Ваши политические предсказания окрашены, если так можно выразиться, в серые тона, а о «простых смертных» вы говорите с проблесками оптимизма. Как вы разрешаете это противоречие?

Мы в такой ситуации, когда спастись, помочь себе и стране можем только сами. Никакая западная помощь ничего не решит. Не хватит ее: сколько ни дадут, все промотаем. Серый цвет» перспектив во многом определяется тем, что официальная статистика ничего не знает о частном секторе. Уже в 1991 году я оценивал долю выведенного из-под прямого государственного управления сектора — аренды, кооперативов и т. п. — в двадцать процентов валового национального продукта.
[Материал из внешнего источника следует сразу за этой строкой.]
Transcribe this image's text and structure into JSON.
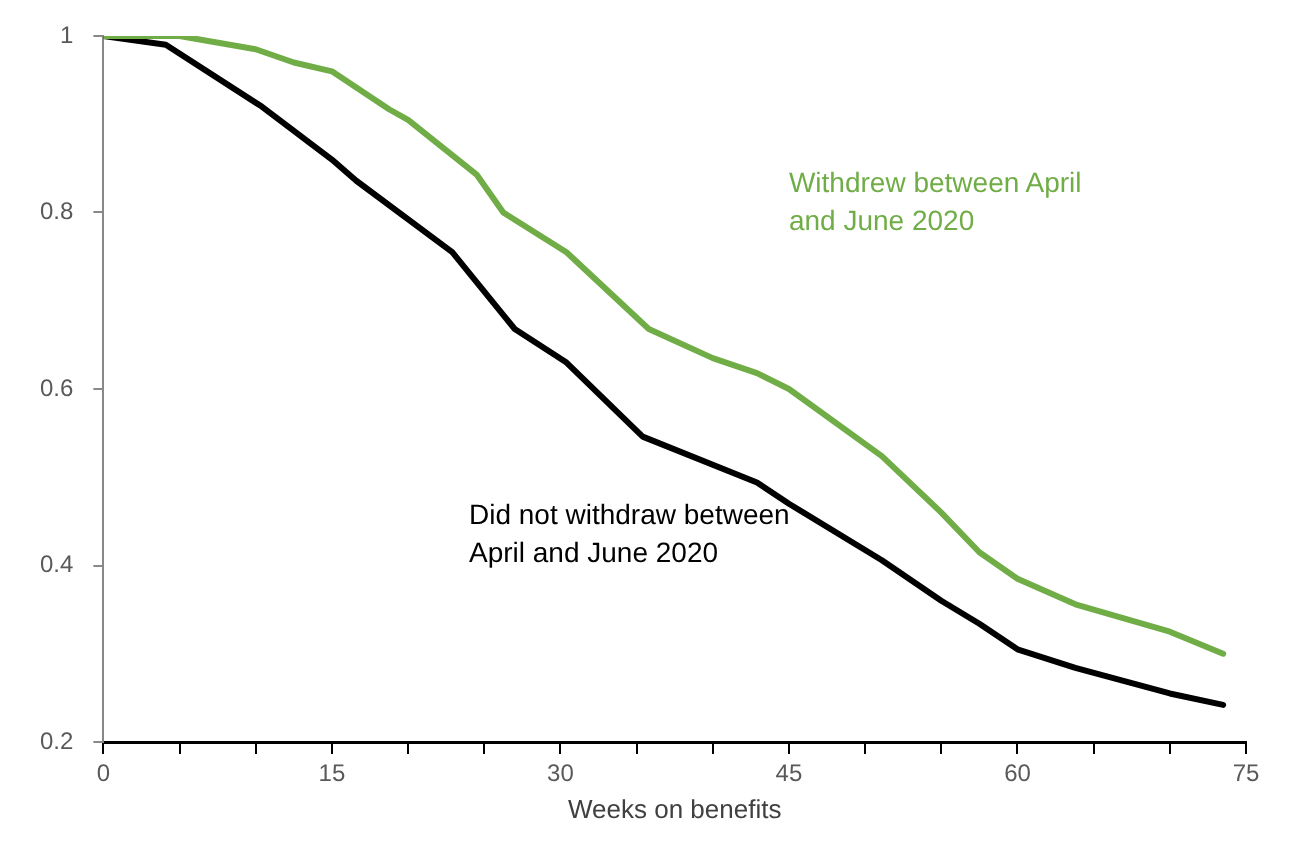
{
  "chart_data": {
    "type": "line",
    "xlabel": "Weeks on benefits",
    "xlim": [
      0,
      75
    ],
    "xticks": [
      0,
      {
        "value": 5,
        "label": null
      },
      {
        "value": 10,
        "label": null
      },
      15,
      {
        "value": 20,
        "label": null
      },
      {
        "value": 25,
        "label": null
      },
      30,
      {
        "value": 35,
        "label": null
      },
      {
        "value": 40,
        "label": null
      },
      45,
      {
        "value": 50,
        "label": null
      },
      {
        "value": 55,
        "label": null
      },
      60,
      {
        "value": 65,
        "label": null
      },
      {
        "value": 70,
        "label": null
      },
      75
    ],
    "ylim": [
      0.2,
      1
    ],
    "yticks": [
      0.2,
      0.4,
      0.6,
      0.8,
      1
    ],
    "grid": false,
    "legend": false,
    "marker": "none",
    "line_style": "solid",
    "series": [
      {
        "name": "Withdrew between April and June 2020",
        "color": "#70ad47",
        "x": [
          0,
          5,
          10,
          12.5,
          15,
          18.75,
          20,
          24.5,
          26.25,
          30.4,
          35.8,
          40,
          42.9,
          45,
          51.1,
          55,
          57.5,
          60,
          63.8,
          70,
          73.5
        ],
        "values": [
          1,
          1,
          0.985,
          0.97,
          0.96,
          0.917,
          0.905,
          0.843,
          0.8,
          0.755,
          0.668,
          0.635,
          0.618,
          0.6,
          0.524,
          0.46,
          0.415,
          0.385,
          0.356,
          0.325,
          0.3
        ]
      },
      {
        "name": "Did not withdraw between April and June 2020",
        "color": "#000000",
        "x": [
          0,
          4.1,
          10.4,
          15,
          16.6,
          22.9,
          27,
          30.4,
          35.4,
          42.9,
          45,
          51.1,
          55,
          57.5,
          60,
          63.8,
          70,
          73.5
        ],
        "values": [
          1,
          0.99,
          0.92,
          0.86,
          0.836,
          0.755,
          0.668,
          0.63,
          0.546,
          0.494,
          0.47,
          0.406,
          0.36,
          0.334,
          0.305,
          0.284,
          0.255,
          0.242
        ]
      }
    ]
  }
}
Сегодня доля частного сектора гораздо выше. Есть огромная часть национального богатства, о которой статистика не может судить. Мы даже не знаем, сколько в стране коммерческих ларьков. А оборот каждого из них в Москве — 80 тысяч в день!

При норме прибыли пятьдесят процентов получается не менее пятнадцати-двадцати тысяч рублей на человека. Это деньги, которые нигде не учтены, — личный доход. А посмотрите на частное строительство, которого официальная статистика тоже не замечает. Огромное количество настоящих особняков, а не времянок до первого пожара.

Нет даже выборочной статистики. Налоги никто не платит, потому что доходы не учтены. Не говорю, что это хорошо, но в отношении нашего населения я спокоен.

Можно ли судить людей за то, что они не сообщают в налоговую инспекцию о своих доходах?